In yoga boot camp I learned a couple practices to deal with negative emotions. One practice is to replace the negative with its opposite on the emotional spectrum. If greed is a problem, practice generosity. Give more away than you hoard. If you find yourself depressed, work to cultivate joy. Replace the anger you have with peace. Pretty simple idea. Trickier to do.

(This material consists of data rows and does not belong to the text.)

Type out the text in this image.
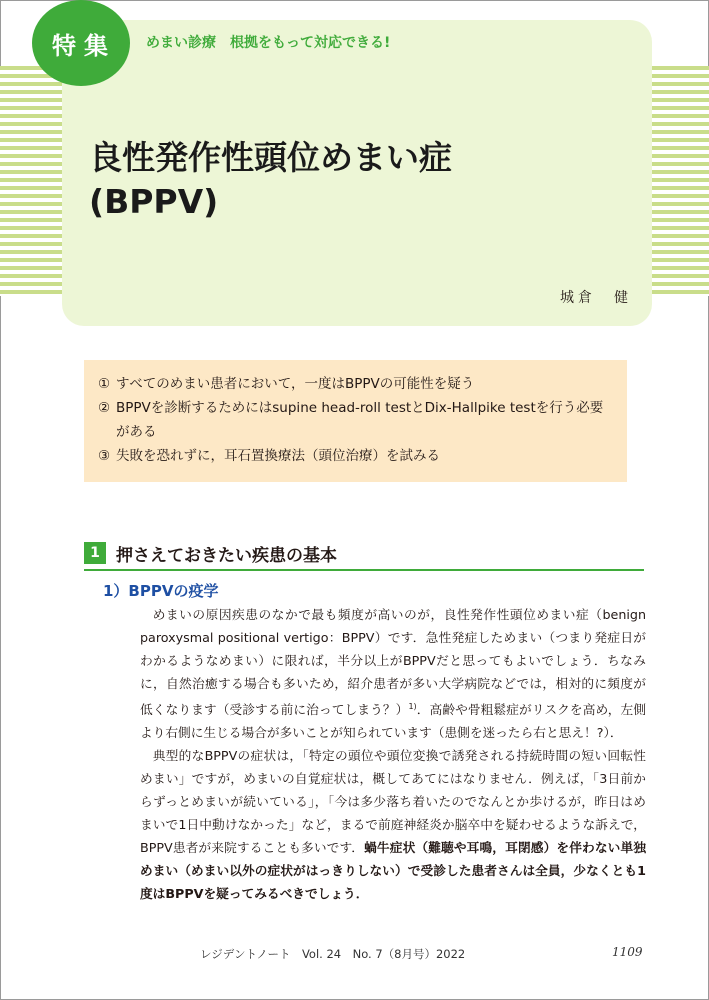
特集	めまい診療　根拠をもって対応できる!
良性発作性頭位めまい症
(BPPV)
城倉　健
① すべてのめまい患者において，一度はBPPVの可能性を疑う
② BPPVを診断するためにはsupine head-roll testとDix-Hallpike testを行う必要がある
③ 失敗を恐れずに，耳石置換療法（頭位治療）を試みる
1 押さえておきたい疾患の基本
1）BPPVの疫学

めまいの原因疾患のなかで最も頻度が高いのが，良性発作性頭位めまい症（benign paroxysmal positional vertigo：BPPV）です．急性発症しためまい（つまり発症日がわかるようなめまい）に限れば，半分以上がBPPVだと思ってもよいでしょう．ちなみに，自然治癒する場合も多いため，紹介患者が多い大学病院などでは，相対的に頻度が低くなります（受診する前に治ってしまう？）$^{1)}$．高齢や骨粗鬆症がリスクを高め，左側より右側に生じる場合が多いことが知られています（患側を迷ったら右と思え！?）．

典型的なBPPVの症状は，「特定の頭位や頭位変換で誘発される持続時間の短い回転性めまい」ですが，めまいの自覚症状は，概してあてにはなりません．例えば，「3日前からずっとめまいが続いている」，「今は多少落ち着いたのでなんとか歩けるが，昨日はめまいで1日中動けなかった」など，まるで前庭神経炎か脳卒中を疑わせるような訴えで，BPPV患者が来院することも多いです．蝸牛症状（難聴や耳鳴，耳閉感）を伴わない単独めまい（めまい以外の症状がはっきりしない）で受診した患者さんは全員，少なくとも1度はBPPVを疑ってみるべきでしょう．

レジデントノート　Vol. 24　No. 7（8月号）2022	1109
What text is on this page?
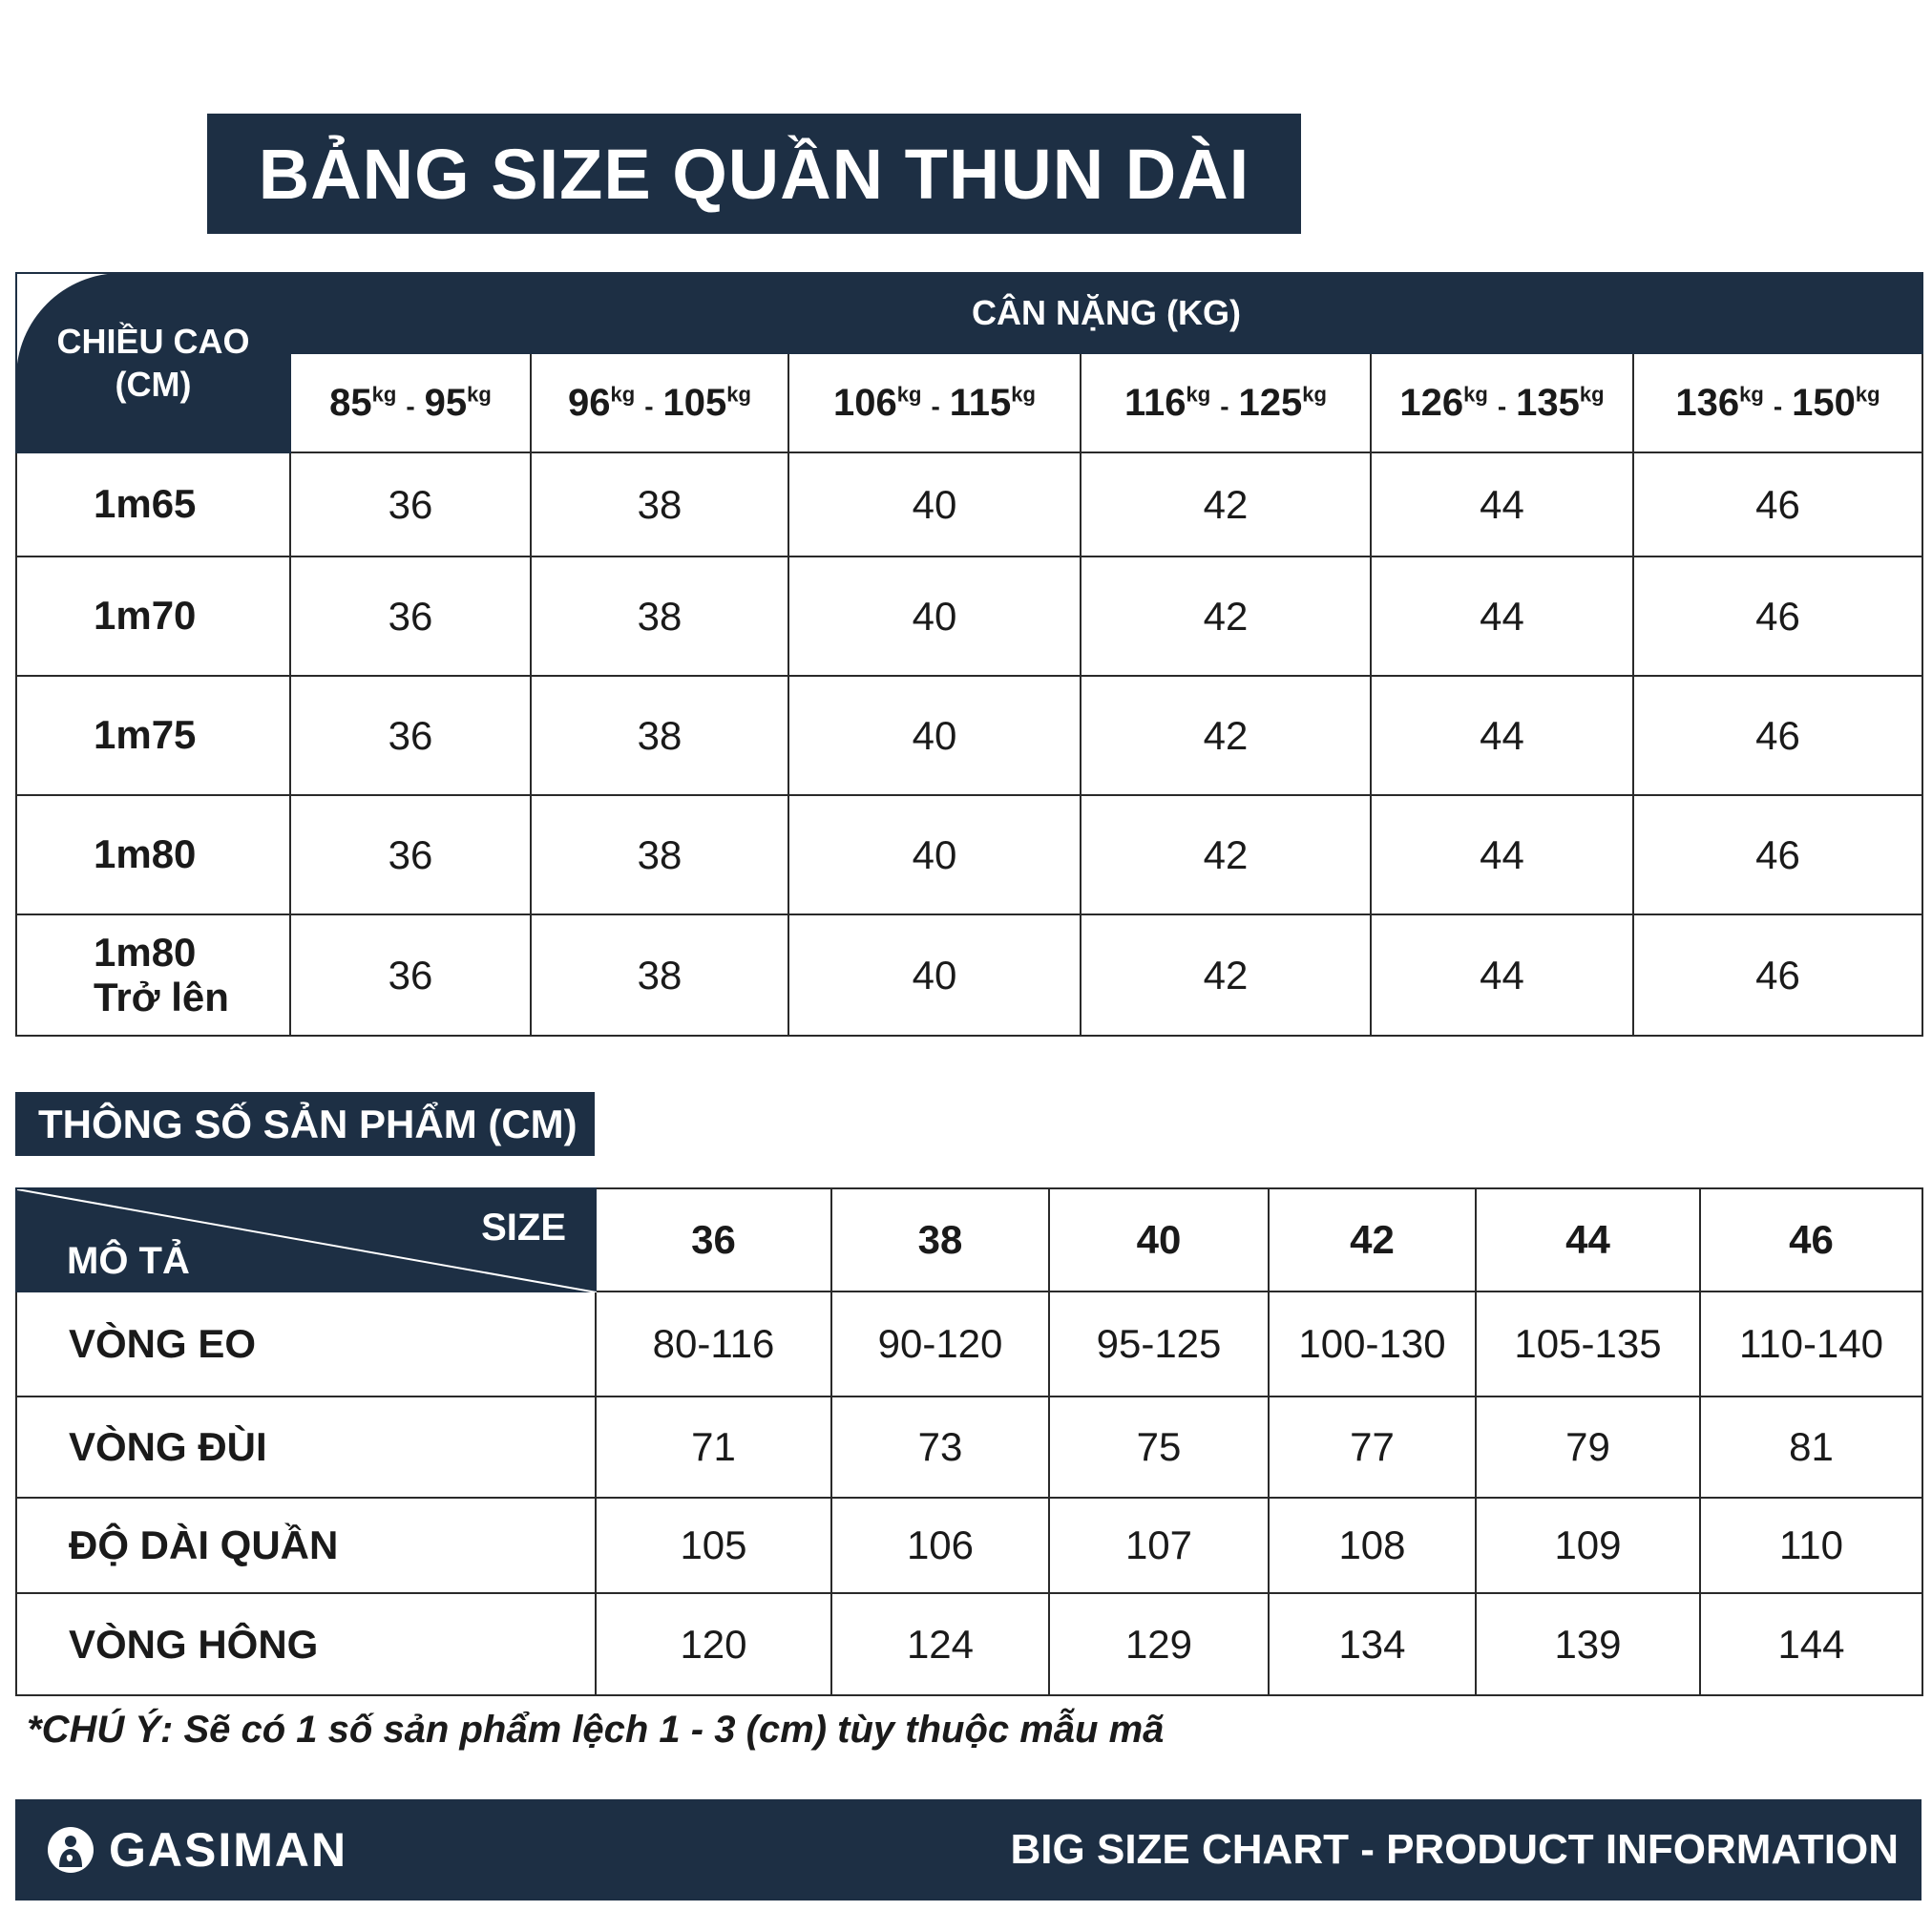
BẢNG SIZE QUẦN THUN DÀI
CHIỀU CAO (CM)	CÂN NẶNG (KG)					
	$85^{kg} - 95^{kg}$	$96^{kg} - 105^{kg}$	$106^{kg} - 115^{kg}$	$116^{kg} - 125^{kg}$	$126^{kg} - 135^{kg}$	$136^{kg} - 150^{kg}$

1m65	36	38	40	42	44	46

1m70	36	38	40	42	44	46

1m75	36	38	40	42	44	46

1m80	36	38	40	42	44	46

1m80
Trở lên	36	38	40	42	44	46
THÔNG SỐ SẢN PHẨM (CM)
SIZE
MÔ TẢ	36	38	40	42	44	46
VÒNG EO	80-116	90-120	95-125	100-130	105-135	110-140
VÒNG ĐÙI	71	73	75	77	79	81
ĐỘ DÀI QUẦN	105	106	107	108	109	110
VÒNG HÔNG	120	124	129	134	139	144
*CHÚ Ý: Sẽ có 1 số sản phẩm lệch 1 - 3 (cm) tùy thuộc mẫu mã
GASIMAN	BIG SIZE CHART - PRODUCT INFORMATION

Two other practices we learned are raja and nada yoga. Raja yoga is meditation and I’ve written about it elsewhere (Be Quiet, Be Still). Nada yoga pertains to the power of sound. I’m a bit obsessed with this topic. I’ve devoted over a decade to studying the production of sound and resonance as it pertains to speech development, production, and disorder from the perspective of American linguists and speech-language pathologists. Nada yoga breathed new life into this discipline. According to this belief system, everything in the cosmos is vibrating at some frequency. Even you. Pause a moment to think on that. It’s an amazing concept. There’s your own inner music, or anahata (can you catch the strains of your own personal tune?) and the vibrations that surrounds you (ahata). You can harness the energy of both through music, mantra, and chanting. If the terms mantra and chanting don’t work for you, then replace them with the metaphor that does. Mantra – what words do you repeat over and over to yourself? Are they protecting your mind from negative energy or creating more of it? Chanting – whose words and tune are you singing? Both will affect your mood. For example, if you’re feeling depressed then singing along to Reba McEntire’s For My Broken Heart may not do much to elevate you out of your funk. Try an inspirational or devotional song and make a joyful noise. I’ve found U-2’s Beautiful Day works wonders for me.
How to radiate joy? First be responsible for the energy you project. Cultivate joy and it will naturally bubble over.